The bell (gong) was rung and we were directed to a classroom filled with tiny faces starring back at us. Given no instructions we stood there with blank looks on our faces for a while and tried to come up with an activity we could do with twenty tiny kids in such a tight space. I took those who were game into a circle and had them copy me as we danced and counted in English. Meanwhile, the rest of the kids ran wild. This is no exaggeration. They were like animals. It was like those movies where they exaggerate the craziness of a classroom. Kids were literally climbing on desks, jumping on each other, hitting, throwing food and yelling at the very tops of their lungs. Chris and I took turns entertaining the dancers and failing to control the kids that refused to join in. It's difficult to control or disciple children with whom you do not share a language. We got mad...they smiled. It was a nightmare. I eventually gave it and ventured next door to seek assistance in the form of the only teacher on the premises who spoke any English. She sat them down, put some music on and had one child dance while the others watched. Order was maintained for a few minutes before they slowly started creeping over and under their desks once again. I was pleased to hear the gong ring again and be directed to a new classroom, free of three year olds. And there was only five of students! And Shamser was there to translate which was useful. We played Fox and Geeze and The Dog is Out on the dirt beyond the classroom until it was time for the students to 'relax,' whatever that meant.

Views of the valley

We were allowed to leave school at 3pm and had an hour before Shamser would be back home needing help with the construction work. In our spare hour we intended to visit the palace and temple down the hill a way, we got half way there and spotted an appealing patch of grass with views of Besishar and the sprawling valley in which it sits. We ate the last of our Pringles and a few cookies from yesterday while we recapped the day.

Back up the hill, not long after four, the hard work needed to start. Chris and I were put in charge of piling stones onto a flattened, heavy-duty bag so we could carry them the few metres to where a toilet area was being built. The hole in the ground that would be filled with the toilet tank was lined in beautiful stonework. It was a shame it would be hidden beneath the ground. We carted load upon load of stones, literally getting our hands dirty, and loving every minute of it. In comparison to the nightmarish class we had looked after for part of today, this work was a dream.

Moving stones by hand

As we stopped work, a bit after six, it was already getting dark thanks to the heavy cloud cover that had been around most of the day. Not long after, the rain came. The first rain we have seen in over two months. It was refreshing even as we rushed around to move things into a dry places.

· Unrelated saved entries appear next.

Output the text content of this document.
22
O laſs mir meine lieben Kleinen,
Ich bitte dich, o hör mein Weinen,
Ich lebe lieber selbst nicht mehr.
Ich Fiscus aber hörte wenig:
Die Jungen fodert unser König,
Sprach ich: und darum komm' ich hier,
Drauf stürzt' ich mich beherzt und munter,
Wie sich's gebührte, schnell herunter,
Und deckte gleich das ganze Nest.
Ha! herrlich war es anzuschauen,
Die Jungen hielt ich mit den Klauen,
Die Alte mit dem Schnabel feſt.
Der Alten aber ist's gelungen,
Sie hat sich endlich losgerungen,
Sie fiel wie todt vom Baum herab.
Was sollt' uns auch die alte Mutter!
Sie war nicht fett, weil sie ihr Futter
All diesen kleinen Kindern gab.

Before long it was time for another feed of dal baht, this time a variation on the last. We sat and chatted for a while before Timmy took us up to a hill to point out a particular light across the valley. It was the only light in that particular village and the village was home to a widow with two children for whom Shamser was building a new home. We stayed on the hill for a while and watched the lights in the valley below as we discussed, prompted by the token American, America and its failings. Of particular interest was the apparent option of the USA closing its borders and stopping anybody getting in or out. After this deep discussion, it was well and truly bed time. What a first day!